What really matters for third parties are substantive issues like novelty, inventive step, allowability of amendments, etc. This is where the action is. However, all these grounds are only dealt with in paragraph (3):
Appeals raised on such grounds would still have a suspensive effect. Let’s face it: This will affect essentially all appeals!
I am not aware of any major IP jurisdiction where post-grant opposition/appeal proceedings would make a patent unenforceable by default during pendency of the opposition/appeal proceedings.
It must not be forgotten that the supposed-to-be revamped Swiss patent is not without alternative in order to get patent protection in Switzerland. A European patent validated in Switzerland gets you exactly there, too. Potential applicants will vote with their feet. Frankly, I simply cannot sell anyone a Swiss patent that is granted with suspensive effect, i.e. which is not immediately enforceable. The revamped Swiss patent won’t be substantially cheaper than a European patent validated in Switzerland, it won’t proceed to grant substantially quicker (if at all), the IPI will first have to earn a reputation for examination on the merits (the EPO is still a benchmark in this respect, despite some concerns) — and on top of all these challenges, Swiss patents shall be granted with leg irons?
This is a very, very bad idea.
I wonder why there should be any possibility for a suspensive effect at all, ever. If we don’t get rid of the suspensive effect, the whole reform might become non-starter. And I really mean this in the sense of ‘Rohrkrepierer’. The suspensive effect is a strong disincentive to choose a Swiss patent. It will end up as a shelf warmer.
I had the slight hope that the reference to paragraph (2) was only a typo. But, apparently, it is not. The press release of the SECC reads as follows:
Ein Verbandsbeschwerderecht, wie es die Revisionsvorlage vorsieht, lehnt die Kommission ab. Sie schlägt eine Regelung vor, welche Dritte berechtigt, mit einer Beschwerde die Patentauschlussgründe gemäss Artikel 1a, 1b und 2 des Patentgesetzes (PatG) geltend zu machen. Grundsätzlich hat eine solche Beschwerde keine aufschiebende Wirkung, wobei die Beschwerdeinstanz diese ausnahmsweise einräumen kann.

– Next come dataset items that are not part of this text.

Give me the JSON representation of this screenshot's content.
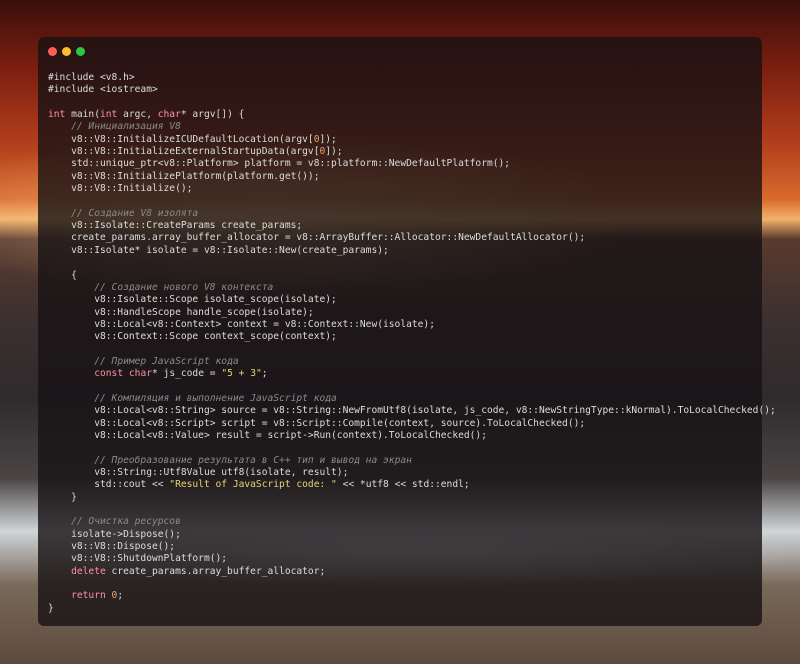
{
  "window": {
    "controls": [
      "close",
      "minimize",
      "maximize"
    ],
    "colors": {
      "close": "#ff5f57",
      "minimize": "#febc2e",
      "maximize": "#28c840"
    }
  },
  "code_lines": [
    "#include <v8.h>",
    "#include <iostream>",
    "",
    "int main(int argc, char* argv[]) {",
    "    // Инициализация V8",
    "    v8::V8::InitializeICUDefaultLocation(argv[0]);",
    "    v8::V8::InitializeExternalStartupData(argv[0]);",
    "    std::unique_ptr<v8::Platform> platform = v8::platform::NewDefaultPlatform();",
    "    v8::V8::InitializePlatform(platform.get());",
    "    v8::V8::Initialize();",
    "",
    "    // Создание V8 изолята",
    "    v8::Isolate::CreateParams create_params;",
    "    create_params.array_buffer_allocator = v8::ArrayBuffer::Allocator::NewDefaultAllocator();",
    "    v8::Isolate* isolate = v8::Isolate::New(create_params);",
    "",
    "    {",
    "        // Создание нового V8 контекста",
    "        v8::Isolate::Scope isolate_scope(isolate);",
    "        v8::HandleScope handle_scope(isolate);",
    "        v8::Local<v8::Context> context = v8::Context::New(isolate);",
    "        v8::Context::Scope context_scope(context);",
    "",
    "        // Пример JavaScript кода",
    "        const char* js_code = \"5 + 3\";",
    "",
    "        // Компиляция и выполнение JavaScript кода",
    "        v8::Local<v8::String> source = v8::String::NewFromUtf8(isolate, js_code, v8::NewStringType::kNormal).ToLocalChecked();",
    "        v8::Local<v8::Script> script = v8::Script::Compile(context, source).ToLocalChecked();",
    "        v8::Local<v8::Value> result = script->Run(context).ToLocalChecked();",
    "",
    "        // Преобразование результата в C++ тип и вывод на экран",
    "        v8::String::Utf8Value utf8(isolate, result);",
    "        std::cout << \"Result of JavaScript code: \" << *utf8 << std::endl;",
    "    }",
    "",
    "    // Очистка ресурсов",
    "    isolate->Dispose();",
    "    v8::V8::Dispose();",
    "    v8::V8::ShutdownPlatform();",
    "    delete create_params.array_buffer_allocator;",
    "",
    "    return 0;",
    "}"
  ]
}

I take from this that the exclusive reference to paragraph (2) is intentional.
Further, what I dislike is that third parties have a right to appeal against the grant on substantive grounds such as e.g. novelty or inventive step only in accordance with Art. 48 APA.
Why does it have to be so complicated and restrictive?
A patent has erga omnes effect. Why should a third party need to demonstrate «interests worthy of protection» or to be «specifically affected» by the patent? In substance, the appeal against the grant will be opposition proceedings. Such proceedings are ‘Popularrechtsbehelfe’ all around: At the EPO (Art. 99 EPC, «any person»), in Germany (§ 59 PatA, «jedermann»), etc.
Right for organizations to appeal
The draft bill had included a specific provision for organizations’ right to appeal. The Council of States proposes to delete this.
This makes perfectly sense to me, for all the good reasons given e.g. by Lara, Alexandra and Thomas.